Peer review process
Not revised: This Reviewed Preprint includes the authors’ original preprint (without revision), an eLife assessment, public reviews, and a provisional response from the authors.
Read more about eLife’s peer review process.Editors
- Reviewing EditorDetlef WeigelMax Planck Institute for Biology Tübingen, Tübingen, Germany
- Senior EditorDetlef WeigelMax Planck Institute for Biology Tübingen, Tübingen, Germany
Reviewer #1 (Public Review):
The study investigates Cancer Driving Nucleotides (CDNs) using the TCGA database, finding that these recurring point mutations could greatly enhance our understanding of cancer genomics and improve personalized treatment strategies. Despite identifying 50-150 CDNs per cancer type, the research reveals that a significant number remain undiscovered, limiting current therapeutic applications, and underscoring the need for further larger-scale research.
Strengths:
The study provides a detailed examination of cancer-driving mutations at the nucleotide level, offering a more precise understanding than traditional gene-level analyses. The authors found a significant number of CDNs remain undiscovered, with only 0-2 identified per patient out of an expected 5-8, indicating that many important mutations are still missing. The study indicated that identifying more CDNs could potentially significantly impact the development of personalized cancer therapies, improving patient outcomes.
Weaknesses:
The study is constrained by relatively small sample sizes for each cancer type, which reduces the statistical power and robustness of the findings. ICGC and other large-scale WGS datasets are publicly available but were not included in this study.

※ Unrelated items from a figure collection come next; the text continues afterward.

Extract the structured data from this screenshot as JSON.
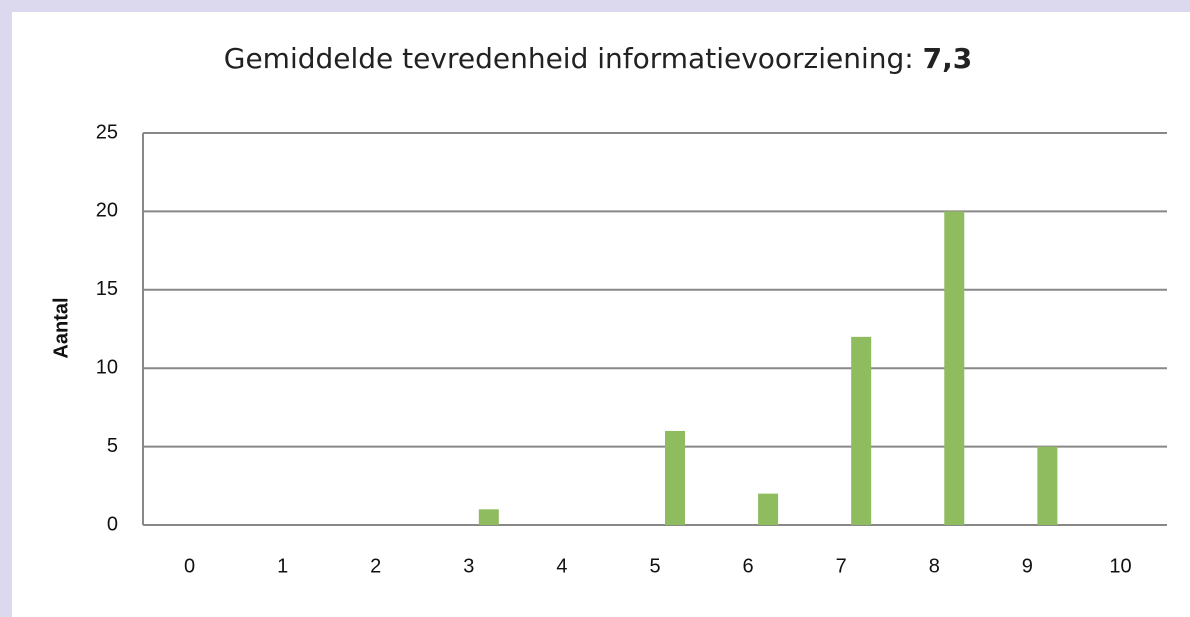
{
  "chart_data": {
    "type": "bar",
    "title": "Gemiddelde tevredenheid informatievoorziening:",
    "title_emphasis": "7,3",
    "ylabel": "Aantal",
    "categories": [
      "0",
      "1",
      "2",
      "3",
      "4",
      "5",
      "6",
      "7",
      "8",
      "9",
      "10"
    ],
    "values": [
      0,
      0,
      0,
      1,
      0,
      6,
      2,
      12,
      20,
      5,
      0
    ],
    "color": "#8fbc5f",
    "ylim": [
      0,
      25
    ],
    "yticks": [
      0,
      5,
      10,
      15,
      20,
      25
    ],
    "grid": true
  }
}
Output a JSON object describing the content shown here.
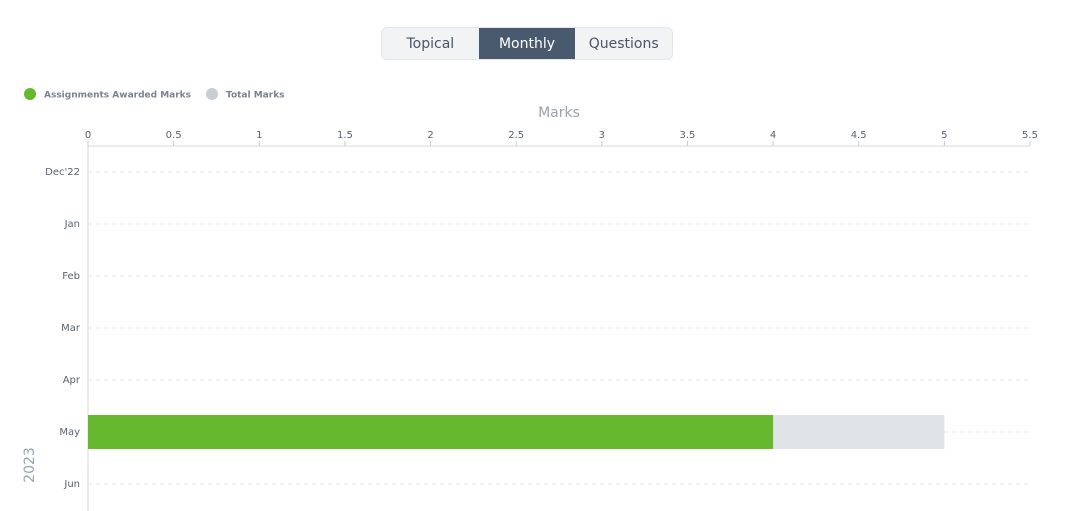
{
  "tabs": [
    {
      "label": "Topical",
      "active": false
    },
    {
      "label": "Monthly",
      "active": true
    },
    {
      "label": "Questions",
      "active": false
    }
  ],
  "chart_data": {
    "type": "hbar-overlap",
    "x_label": "Marks",
    "y_label": "2023",
    "categories": [
      "Dec'22",
      "Jan",
      "Feb",
      "Mar",
      "Apr",
      "May",
      "Jun"
    ],
    "series": [
      {
        "name": "Total Marks",
        "color": "#e1e4e7",
        "legend_color": "#c8cdd4",
        "values": [
          null,
          null,
          null,
          null,
          null,
          5,
          null
        ]
      },
      {
        "name": "Assignments Awarded Marks",
        "color": "#66b82f",
        "legend_color": "#66b82f",
        "values": [
          null,
          null,
          null,
          null,
          null,
          4,
          null
        ]
      }
    ],
    "legend_order": [
      1,
      0
    ],
    "xlim": [
      0,
      5.5
    ],
    "xticks": [
      0,
      0.5,
      1,
      1.5,
      2,
      2.5,
      3,
      3.5,
      4,
      4.5,
      5,
      5.5
    ],
    "grid": true
  }
}
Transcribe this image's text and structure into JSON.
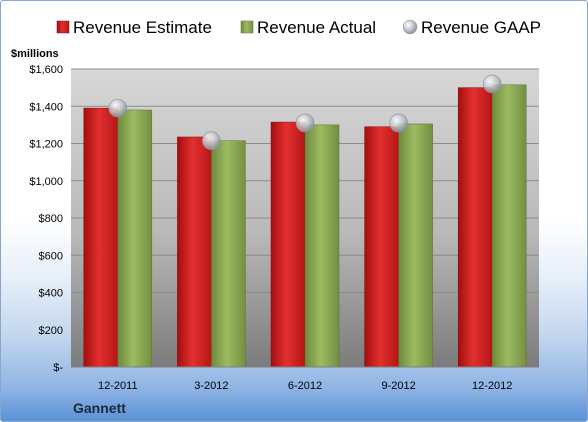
{
  "chart_data": {
    "type": "bar",
    "unit_label": "$millions",
    "company": "Gannett",
    "categories": [
      "12-2011",
      "3-2012",
      "6-2012",
      "9-2012",
      "12-2012"
    ],
    "series": [
      {
        "name": "Revenue Estimate",
        "kind": "bar",
        "color": "#d42020",
        "values": [
          1390,
          1235,
          1315,
          1290,
          1500
        ]
      },
      {
        "name": "Revenue Actual",
        "kind": "bar",
        "color": "#8fae58",
        "values": [
          1380,
          1215,
          1300,
          1305,
          1515
        ]
      },
      {
        "name": "Revenue GAAP",
        "kind": "marker",
        "color": "#b8bcc4",
        "values": [
          1390,
          1215,
          1310,
          1310,
          1520
        ]
      }
    ],
    "ylim": [
      0,
      1600
    ],
    "yticks": [
      0,
      200,
      400,
      600,
      800,
      1000,
      1200,
      1400,
      1600
    ],
    "ytick_labels": [
      "$-",
      "$200",
      "$400",
      "$600",
      "$800",
      "$1,000",
      "$1,200",
      "$1,400",
      "$1,600"
    ],
    "grid": true,
    "legend_position": "top"
  }
}
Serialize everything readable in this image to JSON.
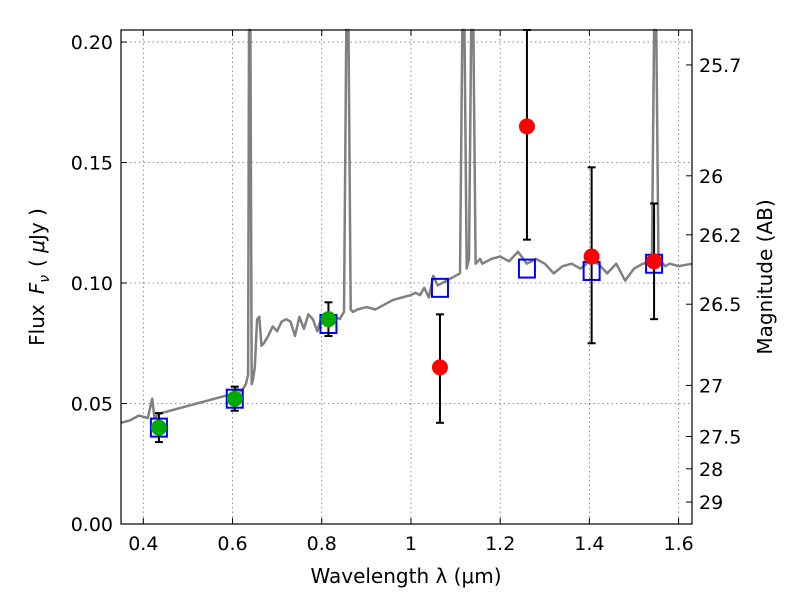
{
  "chart_data": {
    "type": "scatter",
    "title": "",
    "xlabel": "Wavelength  λ (μm)",
    "ylabel": "Flux  F_ν  ( μJy )",
    "ylabel_parts": {
      "prefix": "Flux",
      "symbol": "F",
      "subscript": "ν",
      "unit_open": "( ",
      "unit_mu": "μ",
      "unit_rest": "Jy )"
    },
    "y2label": "Magnitude (AB)",
    "xlim": [
      0.35,
      1.63
    ],
    "ylim": [
      0.0,
      0.205
    ],
    "grid": true,
    "x_ticks": [
      {
        "value": 0.4,
        "label": "0.4"
      },
      {
        "value": 0.6,
        "label": "0.6"
      },
      {
        "value": 0.8,
        "label": "0.8"
      },
      {
        "value": 1.0,
        "label": "1"
      },
      {
        "value": 1.2,
        "label": "1.2"
      },
      {
        "value": 1.4,
        "label": "1.4"
      },
      {
        "value": 1.6,
        "label": "1.6"
      }
    ],
    "y_ticks": [
      {
        "value": 0.0,
        "label": "0.00"
      },
      {
        "value": 0.05,
        "label": "0.05"
      },
      {
        "value": 0.1,
        "label": "0.10"
      },
      {
        "value": 0.15,
        "label": "0.15"
      },
      {
        "value": 0.2,
        "label": "0.20"
      }
    ],
    "y2_ticks": [
      {
        "flux": 0.1905,
        "label": "25.7"
      },
      {
        "flux": 0.1445,
        "label": "26"
      },
      {
        "flux": 0.12,
        "label": "26.2"
      },
      {
        "flux": 0.0912,
        "label": "26.5"
      },
      {
        "flux": 0.0575,
        "label": "27"
      },
      {
        "flux": 0.0363,
        "label": "27.5"
      },
      {
        "flux": 0.0229,
        "label": "28"
      },
      {
        "flux": 0.0091,
        "label": "29"
      }
    ],
    "series": [
      {
        "kind": "line",
        "color": "#808080",
        "x": [
          0.35,
          0.37,
          0.39,
          0.41,
          0.42,
          0.425,
          0.43,
          0.44,
          0.46,
          0.48,
          0.5,
          0.52,
          0.54,
          0.56,
          0.58,
          0.6,
          0.61,
          0.62,
          0.63,
          0.635,
          0.637,
          0.64,
          0.643,
          0.646,
          0.65,
          0.655,
          0.66,
          0.665,
          0.67,
          0.68,
          0.69,
          0.7,
          0.71,
          0.72,
          0.73,
          0.74,
          0.75,
          0.76,
          0.77,
          0.78,
          0.79,
          0.8,
          0.82,
          0.84,
          0.85,
          0.855,
          0.86,
          0.865,
          0.87,
          0.88,
          0.9,
          0.92,
          0.94,
          0.96,
          0.98,
          1.0,
          1.01,
          1.02,
          1.03,
          1.04,
          1.05,
          1.06,
          1.07,
          1.08,
          1.09,
          1.1,
          1.11,
          1.115,
          1.12,
          1.125,
          1.13,
          1.135,
          1.14,
          1.145,
          1.15,
          1.155,
          1.16,
          1.17,
          1.18,
          1.2,
          1.22,
          1.24,
          1.26,
          1.28,
          1.3,
          1.32,
          1.34,
          1.36,
          1.38,
          1.4,
          1.42,
          1.44,
          1.46,
          1.48,
          1.5,
          1.52,
          1.54,
          1.545,
          1.55,
          1.555,
          1.56,
          1.57,
          1.58,
          1.6,
          1.63
        ],
        "y": [
          0.042,
          0.043,
          0.045,
          0.044,
          0.052,
          0.044,
          0.045,
          0.046,
          0.047,
          0.048,
          0.049,
          0.05,
          0.051,
          0.052,
          0.053,
          0.054,
          0.056,
          0.055,
          0.058,
          0.062,
          0.205,
          0.205,
          0.058,
          0.06,
          0.065,
          0.085,
          0.086,
          0.074,
          0.075,
          0.078,
          0.082,
          0.08,
          0.084,
          0.085,
          0.084,
          0.078,
          0.086,
          0.081,
          0.087,
          0.085,
          0.08,
          0.086,
          0.087,
          0.085,
          0.088,
          0.205,
          0.205,
          0.089,
          0.088,
          0.089,
          0.09,
          0.089,
          0.091,
          0.093,
          0.094,
          0.095,
          0.096,
          0.095,
          0.098,
          0.094,
          0.103,
          0.099,
          0.1,
          0.101,
          0.102,
          0.103,
          0.104,
          0.205,
          0.205,
          0.106,
          0.11,
          0.205,
          0.205,
          0.108,
          0.109,
          0.11,
          0.108,
          0.109,
          0.11,
          0.111,
          0.109,
          0.113,
          0.108,
          0.11,
          0.108,
          0.104,
          0.107,
          0.108,
          0.106,
          0.109,
          0.108,
          0.104,
          0.108,
          0.101,
          0.106,
          0.108,
          0.109,
          0.205,
          0.205,
          0.108,
          0.109,
          0.107,
          0.108,
          0.107,
          0.108
        ]
      },
      {
        "kind": "points",
        "marker": "square",
        "color": "#0000ff",
        "points": [
          {
            "x": 0.435,
            "y": 0.04
          },
          {
            "x": 0.605,
            "y": 0.052
          },
          {
            "x": 0.815,
            "y": 0.083
          },
          {
            "x": 1.065,
            "y": 0.098
          },
          {
            "x": 1.26,
            "y": 0.106
          },
          {
            "x": 1.405,
            "y": 0.105
          },
          {
            "x": 1.545,
            "y": 0.108
          }
        ]
      },
      {
        "kind": "points",
        "marker": "circle",
        "color": "#00aa00",
        "points": [
          {
            "x": 0.435,
            "y": 0.04,
            "ylo": 0.034,
            "yhi": 0.046
          },
          {
            "x": 0.605,
            "y": 0.052,
            "ylo": 0.047,
            "yhi": 0.057
          },
          {
            "x": 0.815,
            "y": 0.085,
            "ylo": 0.078,
            "yhi": 0.092
          }
        ]
      },
      {
        "kind": "points",
        "marker": "circle",
        "color": "#ff0000",
        "points": [
          {
            "x": 1.065,
            "y": 0.065,
            "ylo": 0.042,
            "yhi": 0.087
          },
          {
            "x": 1.26,
            "y": 0.165,
            "ylo": 0.118,
            "yhi": 0.205
          },
          {
            "x": 1.405,
            "y": 0.111,
            "ylo": 0.075,
            "yhi": 0.148
          },
          {
            "x": 1.545,
            "y": 0.109,
            "ylo": 0.085,
            "yhi": 0.133
          }
        ]
      }
    ]
  }
}
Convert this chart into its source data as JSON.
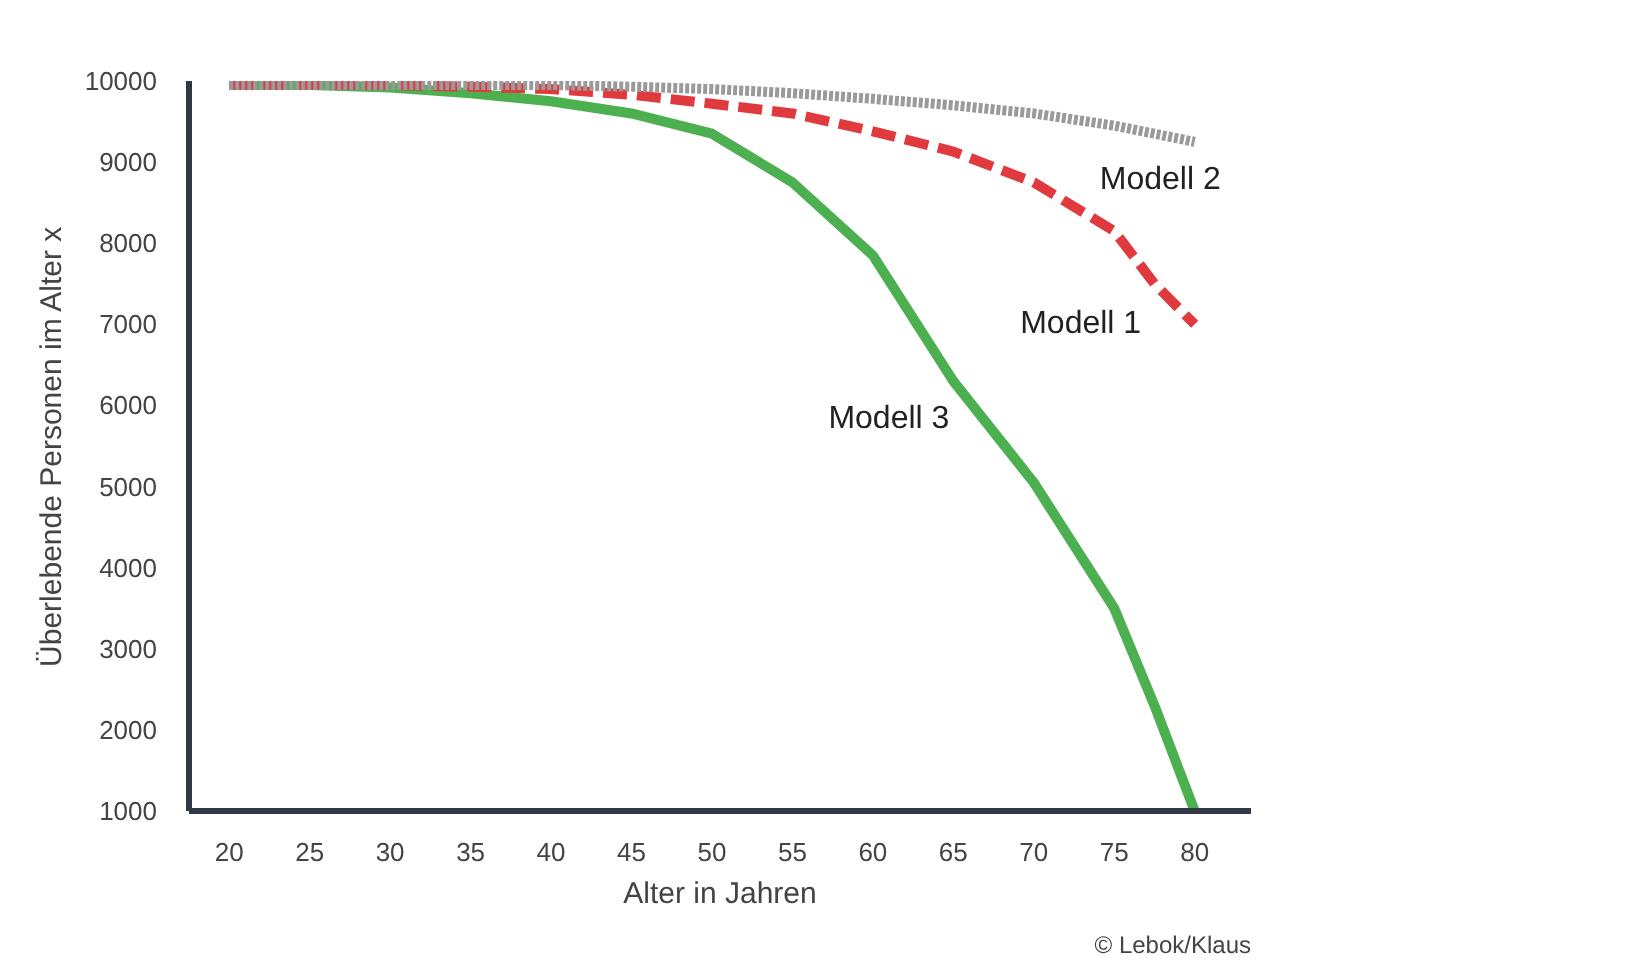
{
  "chart_data": {
    "type": "line",
    "xlabel": "Alter in Jahren",
    "ylabel": "Überlebende Personen im Alter x",
    "x": [
      20,
      25,
      30,
      35,
      40,
      45,
      50,
      55,
      60,
      65,
      70,
      75,
      77.5,
      80
    ],
    "series": [
      {
        "name": "Modell 2",
        "color": "#9a9a9a",
        "line_style": "dotted",
        "values": [
          9950,
          9950,
          9950,
          9950,
          9950,
          9930,
          9900,
          9850,
          9780,
          9700,
          9600,
          9450,
          9350,
          9250
        ]
      },
      {
        "name": "Modell 1",
        "color": "#e03a3e",
        "line_style": "dashed",
        "values": [
          9950,
          9950,
          9950,
          9930,
          9900,
          9830,
          9720,
          9600,
          9380,
          9130,
          8750,
          8150,
          7500,
          7000
        ]
      },
      {
        "name": "Modell 3",
        "color": "#4caf50",
        "line_style": "solid",
        "values": [
          9950,
          9950,
          9920,
          9850,
          9750,
          9600,
          9350,
          8750,
          7850,
          6300,
          5050,
          3500,
          2300,
          1000
        ]
      }
    ],
    "xlim": [
      17.5,
      83.5
    ],
    "xticks": [
      20,
      25,
      30,
      35,
      40,
      45,
      50,
      55,
      60,
      65,
      70,
      75,
      80
    ],
    "ylim": [
      1000,
      10000
    ],
    "yticks": [
      1000,
      2000,
      3000,
      4000,
      5000,
      6000,
      7000,
      8000,
      9000,
      10000
    ],
    "grid": false,
    "annotations": [
      "© Lebok/Klaus"
    ]
  }
}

To be able to identify rare driver mutations, more samples are needed to improve the statistical power, which is well-known in cancer research.
The challenges in direct functional testing of CDNs due to the complexity of tumor evolution and unknown mutation combinations limit the practical applicability of the findings.
The QC of the TCGA data was not very strict, i.e, "patients with more than 3000 coding region point mutations were filtered out as potential hypermutator phenotypes", it would be better to remove patients beyond +/- 3*S.D from the mean number of mutations for each cancer type. Given some point mutations with >3 hits in the TCGA dataset, they were just false positive mutation callings, particularly in the large repeat regions in the human genome.
The codes for the statistical calculation (i.e., calculation of Ai_e, et al) are not publicly available, which makes the findings hard to be replicated.
Reviewer #2 (Public Review):
Summary:
The study proposes that many cancer driver mutations are not yet identified but could be identified if they harbor recurrent SNVs. The paper leverages the analysis from Paper #1 that used quantitative analysis to demonstrate that SNVs or CDNs seen 3 or more times are more likely to occur due to selection (ie a driver mutation) than they are to occur by chance or random mutation.
Strengths:
Empirically, mutation frequency is an excellent marker of a driver gene because canonical driver mutations typically have recurrent SNVs. Using the TCGA database, the paper illustrates that CDNs can identify canonical driver mutations (Figure 3) and that most CDNs are likely to disrupt protein function (Figure 2). In addition, CDNs can be shared between cancer types (Figure 4).
Weaknesses:
Driver alteration validation is difficult, with disagreements on what defines a driver mutation, and how many driver mutations are present in a cancer. The value proposed by the authors is that the identification of all driver genes can facilitate the design of patient-specific targeting therapies, but most targeted therapies are already directed towards known driver genes. There is an incomplete discussion of oncogenes (where activating mutations tend to target a single amino acid or repeat) and tumor suppressor genes (where inactivating mutations may be more spread across the gene). Other alterations (epigenetic, indels, translocations, CNVs) would be missed by this type of analysis.
The method could be more valuable when applied to the noncoding genome, where driver mutations in promoters or enhancers are relatively rare, or as yet to be discovered. Increasingly more cancers have had whole genome sequencing. Compared to WES, criteria for driver mutations in noncoding regions are less clear, and this method could potentially provide new noncoding driver CDNs. Observing the same mutation in more than one cancer specimen is empirically unusual, and the authors provide a solid quantitative analysis that indicates many recurrent mutations are likely to be cancer-driver mutations.